Prediction of longitudinal brain atrophy in multiple sclerosis by gray matter magnetic resonance imaging T2 hypointensity

Background: Gray matter magnetic resonance imaging T2 hypointensity, a marker of iron deposition, is associated with clinical impairment and brain atrophy in cross-sectional studies of multiple sclerosis. Treatment with intramuscular interferon beta-1a limits brain atrophy in the second year of treatment. Objective: To test whether T2 hypointensity predicts brain atrophy and whether interferon affects this relationship. Design: Post hoc analysis. Setting: A multicenter treatment trial conducted at tertiary care comprehensive multiple sclerosis centers. Patients: Patients with multiple sclerosis who took part in a 2-year clinical trial in which they received intramuscular interferon beta-1a (30 μg/wk) or placebo. Main Outcome Measures: Deep gray matter T2 hypointensity, brain parenchymal fraction (BPF), and total T2, gadolinium-enhancing, and T1 lesion volumes. Results: T2 hypointensity in various gray matter areas correlated with baseline BPF (r=0.19-0.39; P=.001-.03). In placebo-treated patients (n=68), baseline T2 hypointensity predicted the change in BPF in the first year and throughout 2 years (r=0.26-0.42; P<.001-.03). T2 hypointensity was chosen in regression modeling as the best predictor of BPF change at the 1-year (R²=0.23; P=.002) and 2-year (R²=0.33; P<.001) time points after accounting for all magnetic resonance imaging variables.
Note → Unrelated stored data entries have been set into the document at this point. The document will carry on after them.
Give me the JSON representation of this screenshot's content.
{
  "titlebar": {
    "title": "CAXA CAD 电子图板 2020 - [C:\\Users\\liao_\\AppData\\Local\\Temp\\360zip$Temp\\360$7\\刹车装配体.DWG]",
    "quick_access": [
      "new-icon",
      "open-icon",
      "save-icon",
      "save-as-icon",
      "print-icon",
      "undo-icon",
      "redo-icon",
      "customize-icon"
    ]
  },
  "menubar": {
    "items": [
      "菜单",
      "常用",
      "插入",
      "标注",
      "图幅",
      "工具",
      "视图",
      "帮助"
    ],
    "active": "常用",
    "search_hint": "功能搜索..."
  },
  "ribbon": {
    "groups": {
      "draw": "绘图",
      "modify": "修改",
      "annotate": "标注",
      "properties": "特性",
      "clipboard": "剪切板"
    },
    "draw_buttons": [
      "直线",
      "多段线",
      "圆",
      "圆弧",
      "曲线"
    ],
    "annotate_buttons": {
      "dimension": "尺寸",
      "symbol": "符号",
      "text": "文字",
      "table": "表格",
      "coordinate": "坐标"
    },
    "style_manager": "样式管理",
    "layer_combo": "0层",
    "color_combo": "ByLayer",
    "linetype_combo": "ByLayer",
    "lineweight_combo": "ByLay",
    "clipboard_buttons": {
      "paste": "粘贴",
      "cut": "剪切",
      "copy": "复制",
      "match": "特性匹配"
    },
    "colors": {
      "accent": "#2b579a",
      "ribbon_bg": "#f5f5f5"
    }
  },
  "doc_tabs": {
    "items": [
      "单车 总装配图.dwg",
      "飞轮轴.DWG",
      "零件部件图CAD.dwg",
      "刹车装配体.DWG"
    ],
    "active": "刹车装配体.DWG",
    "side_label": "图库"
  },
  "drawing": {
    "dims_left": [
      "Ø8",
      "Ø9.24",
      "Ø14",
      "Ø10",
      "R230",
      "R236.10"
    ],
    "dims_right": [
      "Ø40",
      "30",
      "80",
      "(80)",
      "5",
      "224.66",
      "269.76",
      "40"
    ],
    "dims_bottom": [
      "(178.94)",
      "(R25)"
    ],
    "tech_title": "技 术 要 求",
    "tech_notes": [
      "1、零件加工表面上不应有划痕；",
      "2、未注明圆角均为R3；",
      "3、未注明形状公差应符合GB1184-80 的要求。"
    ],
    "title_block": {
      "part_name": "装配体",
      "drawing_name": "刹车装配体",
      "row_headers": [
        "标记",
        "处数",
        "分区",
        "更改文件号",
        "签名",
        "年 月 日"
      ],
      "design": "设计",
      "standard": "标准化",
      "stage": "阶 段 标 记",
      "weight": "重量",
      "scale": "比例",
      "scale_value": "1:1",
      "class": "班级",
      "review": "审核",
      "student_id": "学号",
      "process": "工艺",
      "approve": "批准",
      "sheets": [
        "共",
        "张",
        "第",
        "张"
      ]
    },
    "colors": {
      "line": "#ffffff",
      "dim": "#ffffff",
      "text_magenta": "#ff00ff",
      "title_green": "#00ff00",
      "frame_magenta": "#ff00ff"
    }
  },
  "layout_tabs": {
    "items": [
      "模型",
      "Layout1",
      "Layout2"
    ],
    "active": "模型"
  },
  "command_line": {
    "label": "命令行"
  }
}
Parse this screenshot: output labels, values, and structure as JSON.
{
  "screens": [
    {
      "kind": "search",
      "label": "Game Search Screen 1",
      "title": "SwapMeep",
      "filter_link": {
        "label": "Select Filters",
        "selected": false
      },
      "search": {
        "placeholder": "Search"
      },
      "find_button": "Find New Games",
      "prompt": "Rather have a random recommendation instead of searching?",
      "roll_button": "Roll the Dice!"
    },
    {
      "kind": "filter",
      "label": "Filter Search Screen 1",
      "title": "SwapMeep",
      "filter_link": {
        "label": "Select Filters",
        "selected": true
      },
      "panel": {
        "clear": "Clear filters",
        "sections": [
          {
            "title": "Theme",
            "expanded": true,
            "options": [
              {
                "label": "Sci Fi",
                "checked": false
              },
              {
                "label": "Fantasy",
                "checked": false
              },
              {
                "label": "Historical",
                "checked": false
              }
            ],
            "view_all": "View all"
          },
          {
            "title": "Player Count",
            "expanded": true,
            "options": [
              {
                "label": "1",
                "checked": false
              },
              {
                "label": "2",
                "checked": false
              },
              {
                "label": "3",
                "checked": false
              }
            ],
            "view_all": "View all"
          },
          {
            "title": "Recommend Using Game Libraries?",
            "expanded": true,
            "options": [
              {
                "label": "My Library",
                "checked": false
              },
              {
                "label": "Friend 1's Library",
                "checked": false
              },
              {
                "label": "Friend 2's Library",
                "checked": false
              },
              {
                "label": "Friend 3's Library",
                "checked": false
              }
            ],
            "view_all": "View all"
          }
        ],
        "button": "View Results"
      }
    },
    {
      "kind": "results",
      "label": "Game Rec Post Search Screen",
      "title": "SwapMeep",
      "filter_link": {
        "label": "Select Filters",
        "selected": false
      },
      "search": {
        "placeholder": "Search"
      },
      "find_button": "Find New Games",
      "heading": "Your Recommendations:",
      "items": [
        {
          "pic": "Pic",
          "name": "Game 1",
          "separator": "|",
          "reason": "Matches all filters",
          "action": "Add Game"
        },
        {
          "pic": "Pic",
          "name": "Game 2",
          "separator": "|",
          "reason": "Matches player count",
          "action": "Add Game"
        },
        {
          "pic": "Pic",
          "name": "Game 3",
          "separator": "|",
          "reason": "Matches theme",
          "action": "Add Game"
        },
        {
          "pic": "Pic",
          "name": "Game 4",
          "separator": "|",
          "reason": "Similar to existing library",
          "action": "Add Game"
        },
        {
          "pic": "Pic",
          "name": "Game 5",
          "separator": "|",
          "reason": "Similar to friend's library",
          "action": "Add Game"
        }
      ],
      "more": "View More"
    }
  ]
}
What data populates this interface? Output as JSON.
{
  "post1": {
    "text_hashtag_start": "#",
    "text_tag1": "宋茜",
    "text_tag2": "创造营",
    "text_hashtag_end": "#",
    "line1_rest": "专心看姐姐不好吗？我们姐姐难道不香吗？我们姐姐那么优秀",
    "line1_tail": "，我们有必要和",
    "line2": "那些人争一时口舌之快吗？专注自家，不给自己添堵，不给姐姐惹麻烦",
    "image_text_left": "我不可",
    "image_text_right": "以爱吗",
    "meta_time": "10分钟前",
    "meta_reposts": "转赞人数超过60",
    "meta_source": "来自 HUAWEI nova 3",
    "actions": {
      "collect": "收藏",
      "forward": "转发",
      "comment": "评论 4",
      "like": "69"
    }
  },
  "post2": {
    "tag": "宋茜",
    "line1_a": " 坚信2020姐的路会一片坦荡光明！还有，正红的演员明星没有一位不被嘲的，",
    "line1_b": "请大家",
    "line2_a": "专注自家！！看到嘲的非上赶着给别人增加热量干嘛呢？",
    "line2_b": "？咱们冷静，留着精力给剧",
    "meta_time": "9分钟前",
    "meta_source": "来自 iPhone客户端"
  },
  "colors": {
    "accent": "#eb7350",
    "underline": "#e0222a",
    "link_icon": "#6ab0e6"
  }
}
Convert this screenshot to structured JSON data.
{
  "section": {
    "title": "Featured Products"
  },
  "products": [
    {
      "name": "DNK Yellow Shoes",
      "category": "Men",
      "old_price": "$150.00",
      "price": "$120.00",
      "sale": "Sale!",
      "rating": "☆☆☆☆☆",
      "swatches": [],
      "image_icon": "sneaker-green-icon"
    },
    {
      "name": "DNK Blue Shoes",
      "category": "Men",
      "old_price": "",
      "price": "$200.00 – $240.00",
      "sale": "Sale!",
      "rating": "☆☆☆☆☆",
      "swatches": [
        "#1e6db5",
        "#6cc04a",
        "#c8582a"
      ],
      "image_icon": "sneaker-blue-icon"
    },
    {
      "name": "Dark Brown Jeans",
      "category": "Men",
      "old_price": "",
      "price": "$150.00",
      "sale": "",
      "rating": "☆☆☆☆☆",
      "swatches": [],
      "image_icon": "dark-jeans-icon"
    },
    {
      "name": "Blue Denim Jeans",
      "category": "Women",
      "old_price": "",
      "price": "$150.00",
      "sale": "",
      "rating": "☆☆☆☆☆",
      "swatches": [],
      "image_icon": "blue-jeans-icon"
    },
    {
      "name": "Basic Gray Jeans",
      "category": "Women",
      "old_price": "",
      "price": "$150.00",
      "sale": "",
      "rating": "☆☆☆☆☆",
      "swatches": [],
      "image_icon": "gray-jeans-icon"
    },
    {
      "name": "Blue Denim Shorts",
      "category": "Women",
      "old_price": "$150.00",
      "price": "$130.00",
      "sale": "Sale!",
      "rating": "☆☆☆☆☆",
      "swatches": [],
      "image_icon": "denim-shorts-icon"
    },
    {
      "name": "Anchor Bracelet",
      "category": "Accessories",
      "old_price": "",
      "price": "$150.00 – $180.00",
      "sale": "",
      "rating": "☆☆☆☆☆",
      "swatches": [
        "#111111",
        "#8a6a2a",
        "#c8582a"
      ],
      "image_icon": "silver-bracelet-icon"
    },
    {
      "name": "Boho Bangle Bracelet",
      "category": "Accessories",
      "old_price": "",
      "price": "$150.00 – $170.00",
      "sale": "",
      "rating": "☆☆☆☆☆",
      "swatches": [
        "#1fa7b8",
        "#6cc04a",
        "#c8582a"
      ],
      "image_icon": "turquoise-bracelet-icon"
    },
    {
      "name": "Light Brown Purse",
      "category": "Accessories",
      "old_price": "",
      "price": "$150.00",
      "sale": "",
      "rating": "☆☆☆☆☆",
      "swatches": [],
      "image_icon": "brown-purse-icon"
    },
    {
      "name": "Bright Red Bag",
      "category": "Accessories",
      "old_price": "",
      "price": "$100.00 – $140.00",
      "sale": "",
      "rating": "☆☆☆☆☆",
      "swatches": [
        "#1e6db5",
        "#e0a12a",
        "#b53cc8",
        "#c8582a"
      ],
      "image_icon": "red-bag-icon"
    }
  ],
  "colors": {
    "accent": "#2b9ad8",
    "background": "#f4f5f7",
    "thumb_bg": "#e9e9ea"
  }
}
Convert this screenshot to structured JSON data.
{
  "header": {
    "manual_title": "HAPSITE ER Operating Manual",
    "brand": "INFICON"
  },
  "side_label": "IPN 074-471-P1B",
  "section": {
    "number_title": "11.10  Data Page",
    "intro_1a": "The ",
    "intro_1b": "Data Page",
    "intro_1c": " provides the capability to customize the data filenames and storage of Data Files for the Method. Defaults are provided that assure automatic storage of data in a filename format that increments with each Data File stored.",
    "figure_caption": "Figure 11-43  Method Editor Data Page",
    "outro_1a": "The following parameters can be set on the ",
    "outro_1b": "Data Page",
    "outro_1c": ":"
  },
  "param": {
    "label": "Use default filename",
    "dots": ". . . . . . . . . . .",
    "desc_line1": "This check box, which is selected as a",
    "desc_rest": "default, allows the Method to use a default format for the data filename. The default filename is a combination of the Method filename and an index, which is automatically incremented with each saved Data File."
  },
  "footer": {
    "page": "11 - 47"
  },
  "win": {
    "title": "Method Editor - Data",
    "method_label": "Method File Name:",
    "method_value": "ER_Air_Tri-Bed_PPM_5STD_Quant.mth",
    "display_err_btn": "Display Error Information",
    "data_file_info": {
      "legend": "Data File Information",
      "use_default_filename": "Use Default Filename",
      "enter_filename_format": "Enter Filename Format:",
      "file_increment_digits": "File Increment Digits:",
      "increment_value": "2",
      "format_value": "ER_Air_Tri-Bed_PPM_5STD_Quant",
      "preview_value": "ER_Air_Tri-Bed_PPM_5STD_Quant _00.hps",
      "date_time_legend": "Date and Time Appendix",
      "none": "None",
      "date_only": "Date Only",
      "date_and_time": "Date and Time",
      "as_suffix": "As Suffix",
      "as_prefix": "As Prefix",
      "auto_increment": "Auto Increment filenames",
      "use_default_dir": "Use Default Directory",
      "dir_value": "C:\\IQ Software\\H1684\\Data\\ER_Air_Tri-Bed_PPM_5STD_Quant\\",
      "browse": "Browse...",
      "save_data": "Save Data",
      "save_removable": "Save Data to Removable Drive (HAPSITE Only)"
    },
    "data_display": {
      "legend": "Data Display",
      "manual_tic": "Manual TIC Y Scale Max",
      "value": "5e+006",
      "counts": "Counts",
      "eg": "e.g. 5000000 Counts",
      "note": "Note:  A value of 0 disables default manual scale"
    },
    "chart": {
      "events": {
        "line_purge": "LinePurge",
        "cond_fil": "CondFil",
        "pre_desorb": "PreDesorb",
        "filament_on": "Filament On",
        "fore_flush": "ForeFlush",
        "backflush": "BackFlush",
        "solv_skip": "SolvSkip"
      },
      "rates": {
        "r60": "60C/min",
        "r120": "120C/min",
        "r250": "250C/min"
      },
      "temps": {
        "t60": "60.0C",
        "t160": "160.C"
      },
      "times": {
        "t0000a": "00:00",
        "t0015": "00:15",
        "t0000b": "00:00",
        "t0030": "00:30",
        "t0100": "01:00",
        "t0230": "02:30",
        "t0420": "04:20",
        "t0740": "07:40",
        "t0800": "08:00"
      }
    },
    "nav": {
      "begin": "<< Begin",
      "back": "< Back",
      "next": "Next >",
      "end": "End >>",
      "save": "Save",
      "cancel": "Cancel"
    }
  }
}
In the interferon group (n=65), no relationship existed between baseline T2 hypointensity and BPF change. Conclusions: Gray matter T2 hypointensity predicts the progression of brain atrophy in placebo- but not interferon beta-1a-treated patients. This predictive effect is seen as early as the first year. We hypothesize that interferon beta may exert its effect on brain atrophy in part by reducing a cascade of events that involve iron deposition as a mediator of neurotoxicity or as a disease epiphenomenon.